Commentaries and Digests
The digests and commentaries made by various authors of Hindu law are the third most important source of law. Commentaries generally comment on the smritis, and the period covered by commentaries is from the seventh to the nineteenth centuries AD. The foundations of numerous schools of Hindu law were also laid by commentaries. The major features of all the smritis are examined in digests, as well as their reconciling and conflicts. On the two most prominent smritis, manusmriti and yajnavalkya smriti, many digests and commentaries have been written by various authors.

Medhatithi has written Manubhasya on Manusmriti.
Manuka was written by Govind Raja.
Vigneshwara wrote the famous commentary on Mitakshara on yajnavalkya.
Aparaditya was written by Arpaka.


Customs are the most important and oldest type of lawmaking; they refer to the traditions, practises, and activities that people have followed for generations and have been recognised as law over time. The rationale for treating customs as a primary source of law is because people follow customs, and if any of those conventions are not damaging to society, the state has no difficulty recognising them.

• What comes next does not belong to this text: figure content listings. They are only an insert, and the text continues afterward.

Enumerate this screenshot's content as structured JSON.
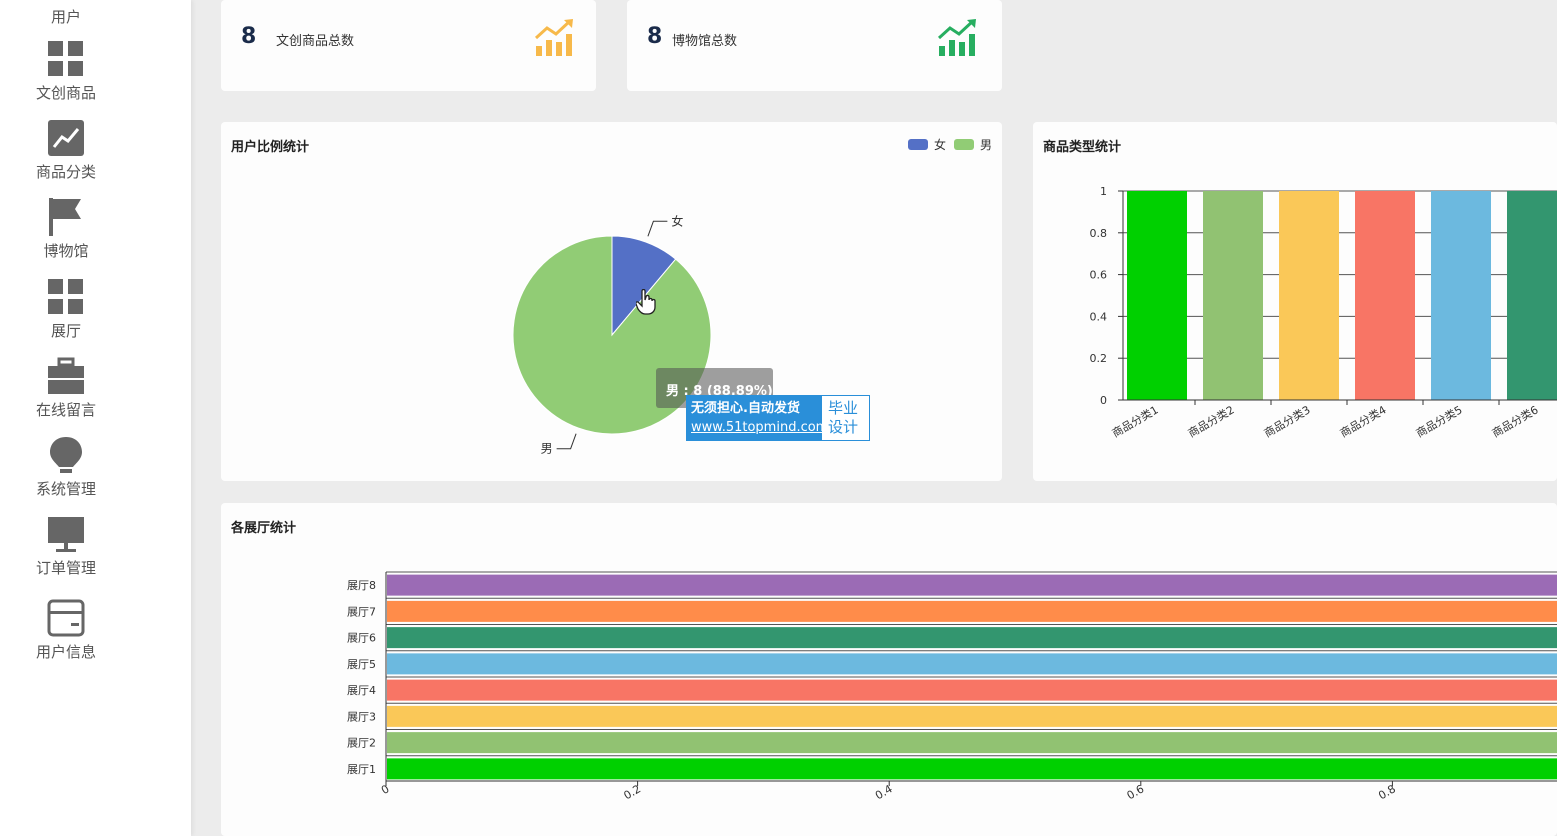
{
  "sidebar": {
    "items": [
      {
        "label": "用户",
        "icon": "user-icon"
      },
      {
        "label": "文创商品",
        "icon": "grid-icon"
      },
      {
        "label": "商品分类",
        "icon": "chart-icon"
      },
      {
        "label": "博物馆",
        "icon": "flag-icon"
      },
      {
        "label": "展厅",
        "icon": "grid-icon"
      },
      {
        "label": "在线留言",
        "icon": "briefcase-icon"
      },
      {
        "label": "系统管理",
        "icon": "bulb-icon"
      },
      {
        "label": "订单管理",
        "icon": "monitor-icon"
      },
      {
        "label": "用户信息",
        "icon": "card-icon"
      }
    ]
  },
  "stats": [
    {
      "value": "8",
      "label": "文创商品总数",
      "color": "#f7b94a"
    },
    {
      "value": "8",
      "label": "博物馆总数",
      "color": "#27ae60"
    }
  ],
  "pie": {
    "title": "用户比例统计",
    "legend": [
      {
        "name": "女",
        "color": "#5470c6"
      },
      {
        "name": "男",
        "color": "#91cc75"
      }
    ],
    "tooltip": "男 : 8 (88.89%)"
  },
  "bar": {
    "title": "商品类型统计"
  },
  "hbar": {
    "title": "各展厅统计"
  },
  "watermark": {
    "line1": "无须担心.自动发货",
    "line2": "www.51topmind.com",
    "right1": "毕业",
    "right2": "设计"
  },
  "chart_data": [
    {
      "type": "pie",
      "title": "用户比例统计",
      "categories": [
        "女",
        "男"
      ],
      "values": [
        1,
        8
      ],
      "colors": [
        "#5470c6",
        "#91cc75"
      ],
      "legend": "top-right"
    },
    {
      "type": "bar",
      "title": "商品类型统计",
      "categories": [
        "商品分类1",
        "商品分类2",
        "商品分类3",
        "商品分类4",
        "商品分类5",
        "商品分类6"
      ],
      "values": [
        1,
        1,
        1,
        1,
        1,
        1
      ],
      "colors": [
        "#00d000",
        "#91c272",
        "#fac858",
        "#f87565",
        "#6cb9df",
        "#33966f"
      ],
      "ylim": [
        0,
        1
      ],
      "yticks": [
        "0",
        "0.2",
        "0.4",
        "0.6",
        "0.8",
        "1"
      ],
      "grid": true
    },
    {
      "type": "bar",
      "orientation": "horizontal",
      "title": "各展厅统计",
      "categories": [
        "展厅1",
        "展厅2",
        "展厅3",
        "展厅4",
        "展厅5",
        "展厅6",
        "展厅7",
        "展厅8"
      ],
      "values": [
        1,
        1,
        1,
        1,
        1,
        1,
        1,
        1
      ],
      "colors": [
        "#00d000",
        "#91c272",
        "#fac858",
        "#f87565",
        "#6cb9df",
        "#33966f",
        "#ff8c4a",
        "#9b6bb5"
      ],
      "xlim": [
        0,
        1
      ],
      "xticks": [
        "0",
        "0.2",
        "0.4",
        "0.6",
        "0.8"
      ]
    }
  ]
}
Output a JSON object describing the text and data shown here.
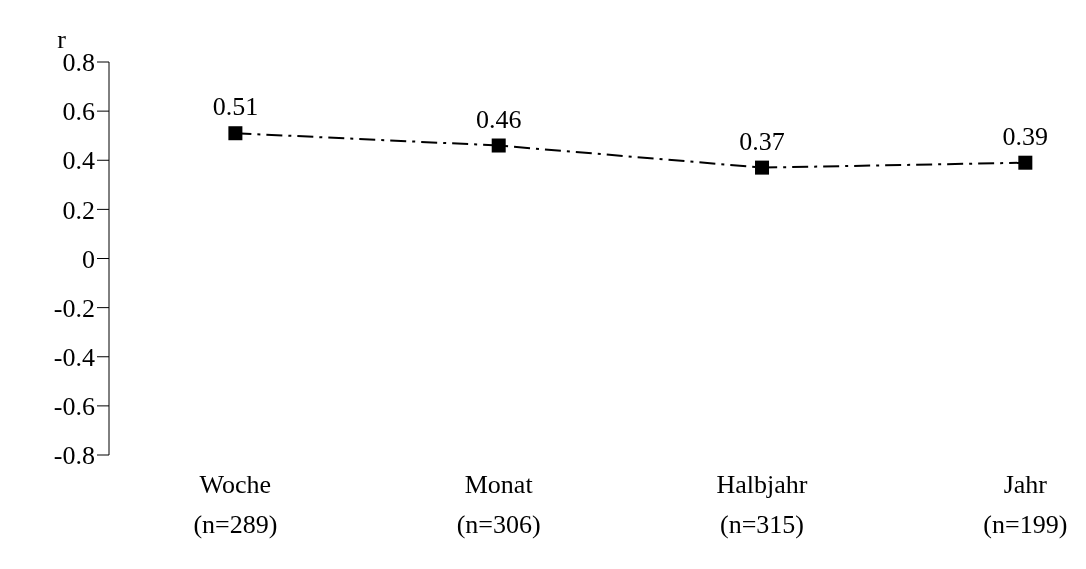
{
  "chart_data": {
    "type": "line",
    "ylabel": "r",
    "categories": [
      "Woche\n(n=289)",
      "Monat\n(n=306)",
      "Halbjahr\n(n=315)",
      "Jahr\n(n=199)"
    ],
    "series": [
      {
        "color": "#000000",
        "values": [
          0.51,
          0.46,
          0.37,
          0.39
        ]
      }
    ],
    "ylim": [
      -0.8,
      0.8
    ],
    "yticks": [
      -0.8,
      -0.6,
      -0.4,
      -0.2,
      0,
      0.2,
      0.4,
      0.6,
      0.8
    ],
    "grid": false,
    "marker": "square",
    "line_style": "dashed",
    "data_labels": true
  }
}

A custom must be valid, it must be in continuous practise, it must be followed by a substantial number of people, and it must not be discriminatory or contrary to public policy in order to become law.

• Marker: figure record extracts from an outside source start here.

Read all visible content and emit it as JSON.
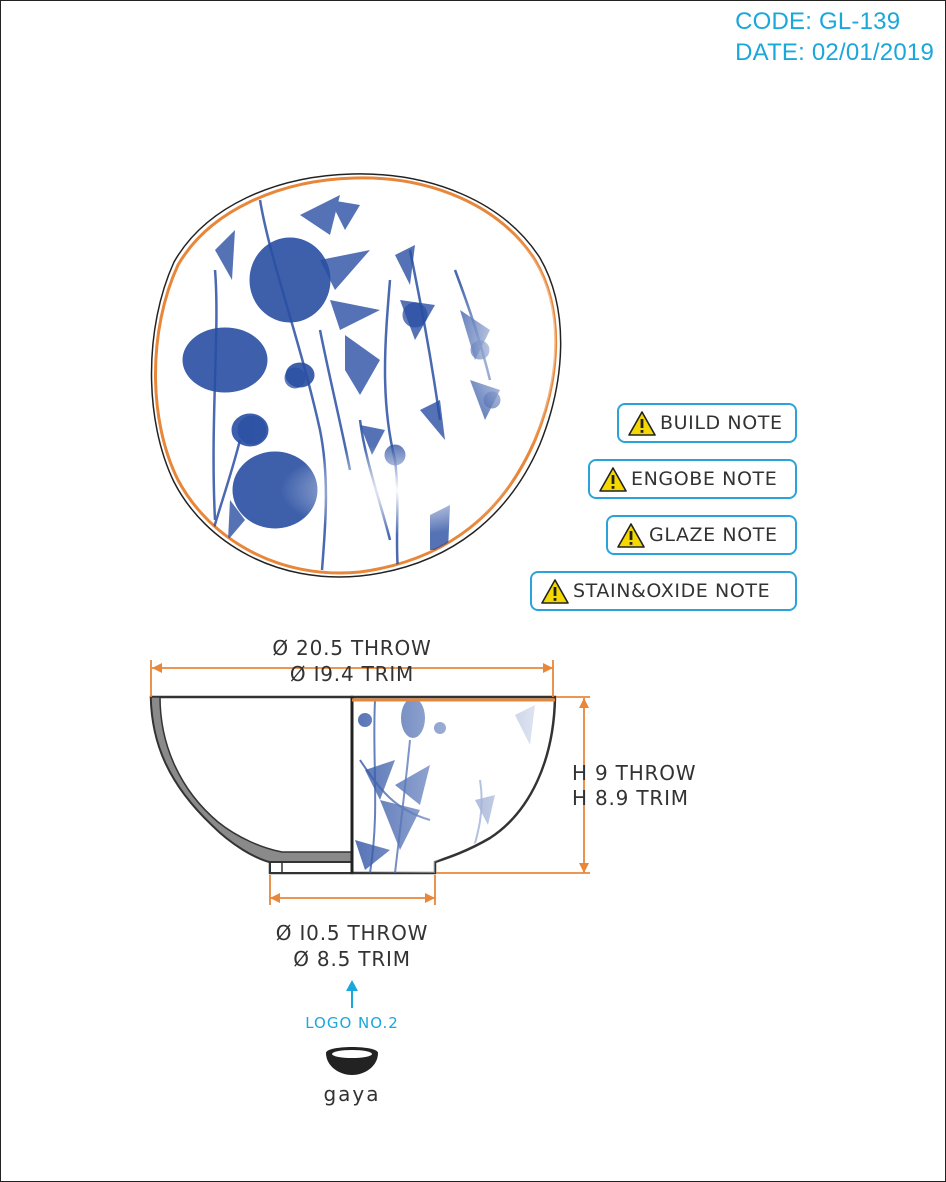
{
  "header": {
    "code": "CODE: GL-139",
    "date": "DATE: 02/01/2019"
  },
  "notes": [
    {
      "label": "BUILD NOTE",
      "icon": "warning-icon"
    },
    {
      "label": "ENGOBE NOTE",
      "icon": "warning-icon"
    },
    {
      "label": "GLAZE NOTE",
      "icon": "warning-icon"
    },
    {
      "label": "STAIN&OXIDE NOTE",
      "icon": "warning-icon"
    }
  ],
  "dimensions": {
    "top_throw": "Ø 20.5 THROW",
    "top_trim": "Ø I9.4 TRIM",
    "height_throw": "H 9 THROW",
    "height_trim": "H 8.9 TRIM",
    "base_throw": "Ø I0.5 THROW",
    "base_trim": "Ø 8.5 TRIM"
  },
  "logo": {
    "label": "LOGO NO.2",
    "brand": "gaya"
  },
  "colors": {
    "accent": "#1aa7dc",
    "dimension_line": "#e8873a",
    "floral": "#2a4fa3",
    "outline": "#333333"
  }
}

Indian law recognises three sorts of customs:
Local customs- These are the customs that are practised in a specific geographic location.
Class customs are those that are common among a certain social class.
Family customs are those that are observed by all members of the family.

Hindu law in the modern era
Numerous changes were made to Hindu personal laws after the arrival of the British, and many laws were passed as well. The modern sources of Hindu law include the doctrine of justice, equity, good consciousness, legislation, and precedents.

Good Consciousness, Justice, and Equity
Judges used to deliver judgements based on the concepts of Justice, Equity, and Good Consciousness in circumstances where there was no adequate law to decide the disputes or where there was an existing law. This doctrine was based on the principle of fair play; however, because each judge’s reasoning differed, this doctrine did not have a standard application. Nonetheless, this philosophy played a significant role in altering Hindu personal laws.

The legislature passed many Acts, such as the Child Marriage Restraint Act of 1929, the Hindu Succession Act of 1956, the Hindu Marriage Act of 1955, and the Hindu Minority and Guardianship Act of 1956. All other sources of law are bound by the laws passed. Legislation is codified after it has been properly written and must be recognised and followed by all those who govern it. Legislation is also known as the legislative body in modern times.

Courts were established and the hierarchy was established when British power was established. If a certain case has already been determined, it seems acceptable to follow the same conclusion if the facts of the case are identical. In today’s world, the supreme court’s ruling is binding on all other courts’ decisions.


Because there are so many faiths in India, it is impossible to have a single source for personal laws for all cultures, hence diverse sources must be used when formulating rules for people who follow different traditions. My personal viewpoint is a little different. Nonuniformity occurs when different laws govern persons living in the same country. A nation’s development requires uniformity, and when we analyse the numerous laws of different countries, we find that our law is well adapted to India’s social conditions.

One of the main goals of law is to compel obedience, and there is no better method to compel obedience than to force people to follow their own centuries-old traditions.